Man typing on laptop with alert sign showing data breach of fashion retailer

Data Breach at Apparel Giant Forever 21 Impacts Over 500,000 Individuals

Apparel giant Forever 21 has confirmed a data breach that impacted over 500,000 current and former employees.

In a written notices sent to potential victims, Forever 21 said it detected a cyber incident on March 20, 2023, that compromised a limited number of computer systems.

The fashion retailer launched an investigation, engaged external cyber experts, and notified law enforcement agencies. The probe revealed that an authorized party accessed Forever 21’s computer systems numerous times between January 5, 2023, and March 21, 2023, and exfiltrated selected files.

Based in Los Angeles, California, Forever 21 stocks apparel, beauty, and home products nationwide at over 500 brick-and-mortar and ecommerce stores and employs over 50,000 people. In 2019, the company filed for bankruptcy and was acquired by Authentic Brands Group, Brookfield Properties, and Simon Property Group.

Forever 21 data breach poses minimal security risk

Forever 21 said there was no evidence to suggest the information has been misused for purposes of fraud or identity theft and does not believe it will ever be.

Additionally, the fashion retailer assured the victims that it took steps to ensure the threat actor no longer had access to the information, suggesting that a ransom was paid.

However, guaranteeing hackers had deleted the stolen information and would not misuse or sell it is complicated even after paying the ransom.

However, the company does not believe the intruder further copied, retained, or shared any of the data, and therefore, the risk to individuals whose personal information was leaked is low. Usually, the full impact of a data breach takes months or years to become apparent.

“While there are currently no known instances of identity theft having occurred because of this breach, the data could easily be bundled and sold on the dark web and not used for months or even years. Information such as a social security number does not expire and can be useful for attackers for decades,” said Erich Kron, security awareness advocate at KnowBe4.

Meanwhile, Forever 21 has determined that the exposed data included the victims’ names, Social Security numbers, date of birth, bank account numbers, and information about Forever21 health plans, including enrollment and premiums paid.

“This is a significant number of records that contain very sensitive information that have been potentially compromised, leaving a lot of current and past employees at risk for identity theft or targeted phishing attacks,” Kron opined.

According to a data breach notification filed with Maine’s Attorney General’s Office, the data breach impacted 539,207 individuals.

The fashion retailer is offering 12 months of complimentary identity theft protection services with Experian IdentityWorks.

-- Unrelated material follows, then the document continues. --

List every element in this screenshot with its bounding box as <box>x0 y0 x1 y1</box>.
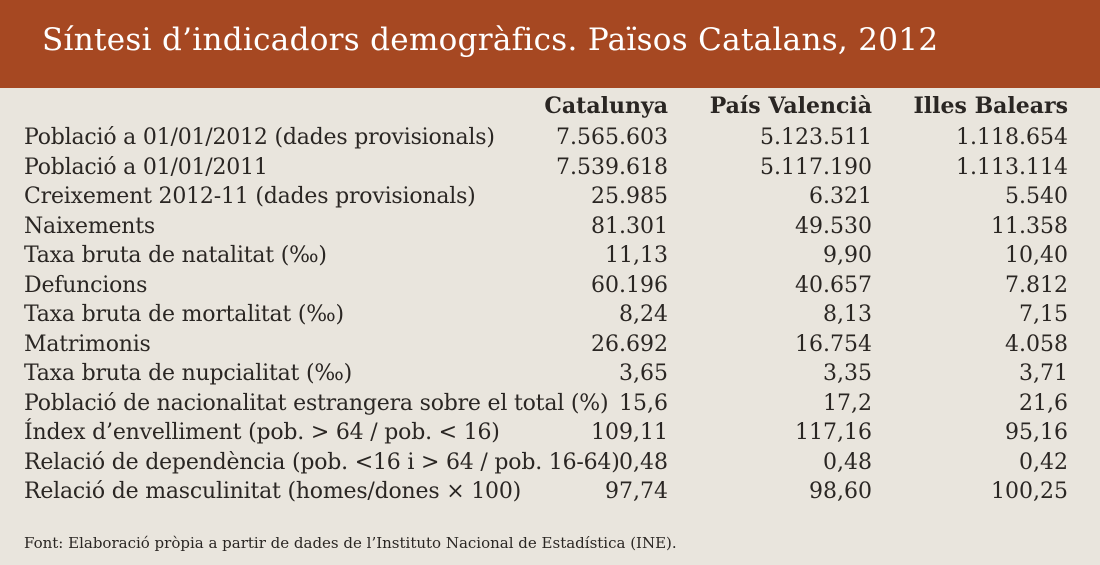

Nevertheless, victims should remain vigilant for phishing emails, unauthorized transactions, or attempted account opening.

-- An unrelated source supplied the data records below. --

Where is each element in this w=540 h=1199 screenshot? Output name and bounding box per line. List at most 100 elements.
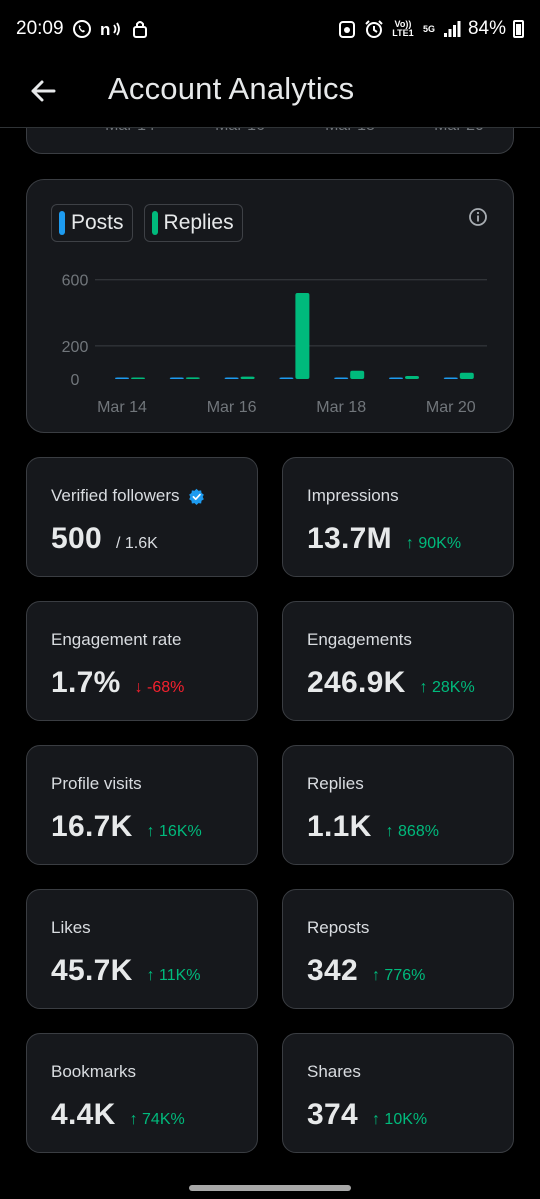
legend-label: Posts (71, 211, 124, 234)
stat-change-value: 16K% (159, 823, 202, 840)
alarm-icon (365, 20, 383, 38)
arrow-up-icon: ↑ (419, 679, 432, 696)
top-app-bar: Account Analytics (0, 62, 540, 128)
stat-value: 16.7K (51, 810, 133, 843)
posts-replies-chart-card: 0 200 600 Mar 14 Mar 16 Mar 18 Mar 20 Posts Re… (26, 179, 514, 433)
bar-posts (389, 377, 403, 379)
stat-change: ↑ 90K% (406, 535, 461, 553)
bar-chart: 0 200 600 Mar 14 Mar 16 Mar 18 Mar 20 (62, 273, 487, 416)
bar-replies (350, 370, 365, 379)
x-tick-label: Mar 16 (207, 399, 257, 416)
arrow-up-icon: ↑ (371, 1111, 385, 1128)
stat-value: 342 (307, 954, 358, 987)
lock-icon (132, 21, 147, 38)
bar-replies (295, 292, 310, 379)
stat-change: ↑ 776% (372, 967, 425, 985)
stat-card-verified-followers[interactable]: Verified followers 500 / 1.6K (26, 457, 258, 577)
info-icon[interactable] (467, 206, 489, 228)
stat-value: 500 (51, 522, 102, 555)
x-tick-label: Mar 14 (97, 399, 147, 416)
stat-change-value: -68% (147, 679, 185, 696)
stat-value-row: 342 ↑ 776% (307, 954, 425, 988)
bar-posts (169, 377, 184, 379)
stat-value-row: 500 / 1.6K (51, 522, 158, 556)
bar-posts (443, 377, 458, 379)
bar-posts (224, 377, 239, 379)
arrow-up-icon: ↑ (405, 535, 419, 552)
stat-change-value: 90K% (418, 535, 462, 552)
signal-icon (443, 21, 461, 37)
stat-change: ↑ 10K% (372, 1111, 427, 1129)
x-tick-label: Mar 18 (316, 399, 366, 416)
legend-item-posts[interactable]: Posts (51, 204, 133, 242)
stat-change-value: 868% (398, 823, 439, 840)
status-right: Vo)) LTE1 5G 84% (337, 18, 524, 40)
bar-replies (405, 376, 419, 379)
arrow-up-icon: ↑ (129, 1111, 143, 1128)
network-5g-icon: 5G (422, 23, 435, 34)
stat-change: ↑ 868% (386, 823, 439, 841)
stat-label: Reposts (307, 918, 370, 937)
alarm-clock-icon (338, 21, 355, 38)
arrow-down-icon: ↓ (134, 679, 148, 696)
stat-change: ↑ 11K% (147, 967, 201, 985)
chart-legend: Posts Replies (51, 204, 243, 242)
legend-item-replies[interactable]: Replies (143, 204, 243, 242)
stat-card-bookmarks[interactable]: Bookmarks 4.4K ↑ 74K% (26, 1033, 258, 1153)
stat-value: 1.1K (307, 810, 372, 843)
y-tick-label: 200 (62, 339, 89, 356)
stat-label: Impressions (307, 486, 399, 505)
stat-card-likes[interactable]: Likes 45.7K ↑ 11K% (26, 889, 258, 1009)
stat-value: 13.7M (307, 522, 392, 555)
arrow-up-icon: ↑ (146, 823, 160, 840)
stat-card-replies[interactable]: Replies 1.1K ↑ 868% (282, 745, 514, 865)
home-indicator[interactable] (189, 1185, 351, 1191)
stat-label: Likes (51, 918, 91, 937)
stat-label: Profile visits (51, 774, 142, 793)
status-left: 20:09 n (16, 18, 148, 40)
stat-card-shares[interactable]: Shares 374 ↑ 10K% (282, 1033, 514, 1153)
stat-label: Engagement rate (51, 630, 182, 649)
stat-change: ↑ 16K% (147, 823, 202, 841)
stat-change: ↑ 28K% (420, 679, 475, 697)
stat-value-row: 1.7% ↓ -68% (51, 666, 184, 700)
stat-value-row: 246.9K ↑ 28K% (307, 666, 475, 700)
stat-value-row: 16.7K ↑ 16K% (51, 810, 202, 844)
stat-label: Shares (307, 1062, 361, 1081)
back-button[interactable] (22, 70, 64, 112)
arrow-left-icon (31, 80, 56, 102)
y-tick-label: 0 (71, 372, 80, 389)
stat-label: Bookmarks (51, 1062, 137, 1081)
stat-value-row: 1.1K ↑ 868% (307, 810, 439, 844)
legend-swatch-posts (59, 211, 65, 235)
bar-posts (279, 377, 294, 379)
status-bar: 20:09 n Vo)) LTE1 5G (0, 0, 540, 62)
bar-replies (131, 377, 145, 379)
arrow-up-icon: ↑ (371, 967, 385, 984)
y-tick-label: 600 (62, 273, 89, 290)
stat-change-value: 74K% (142, 1111, 185, 1128)
svg-text:n: n (100, 20, 110, 39)
stat-change-value: 10K% (384, 1111, 428, 1128)
stat-value: 1.7% (51, 666, 121, 699)
stat-value: 374 (307, 1098, 358, 1131)
stat-card-reposts[interactable]: Reposts 342 ↑ 776% (282, 889, 514, 1009)
legend-label: Replies (163, 211, 234, 234)
stat-total: / 1.6K (115, 535, 158, 552)
stat-value-row: 4.4K ↑ 74K% (51, 1098, 185, 1132)
bar-posts (334, 377, 349, 379)
stat-value: 45.7K (51, 954, 133, 987)
stat-card-profile-visits[interactable]: Profile visits 16.7K ↑ 16K% (26, 745, 258, 865)
bar-replies (185, 377, 200, 379)
stat-value: 4.4K (51, 1098, 116, 1131)
volte-icon: Vo)) LTE1 (392, 19, 414, 38)
stat-card-engagement-rate[interactable]: Engagement rate 1.7% ↓ -68% (26, 601, 258, 721)
stat-value-row: 13.7M ↑ 90K% (307, 522, 461, 556)
arrow-up-icon: ↑ (146, 967, 160, 984)
whatsapp-icon (72, 20, 91, 38)
stat-change-value: 11K% (159, 967, 201, 984)
stat-card-impressions[interactable]: Impressions 13.7M ↑ 90K% (282, 457, 514, 577)
stat-card-engagements[interactable]: Engagements 246.9K ↑ 28K% (282, 601, 514, 721)
stat-value: 246.9K (307, 666, 406, 699)
legend-swatch-replies (151, 211, 158, 235)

Data breach perpetrators unknown

Forever 21 did not explain how the threat actors breached its systems and if ransomware was involved. If so, the threat actor did not encrypt the company’s network or the retailer paid for the decryption key on time to avoid disruptions.

So far, no hacking group has claimed responsibility for the Forever 21 data breach, and the company has withheld that information, given that Forever 21 seems to be in contact with the threat actor.

The apparel giant is no stranger to data breaches. In 2017, Forever 21 reported a data breach involving customers’ credit card information at point-of-sale locations. The data leak posed a significant risk because Forever 21 failed to encrypt payment data, making it readily usable for nefarious purposes.

Between 2004 and 2007, the home goods retailer was the victim of a retail hacking campaign that also impacted others, such as OfficeMax, Boston Market, Barnes & Noble, and Sports Authority.

The hacking campaign leaked over 40 million credit and debit card numbers, leading to the indictment and arrest of eleven alleged perpetrators.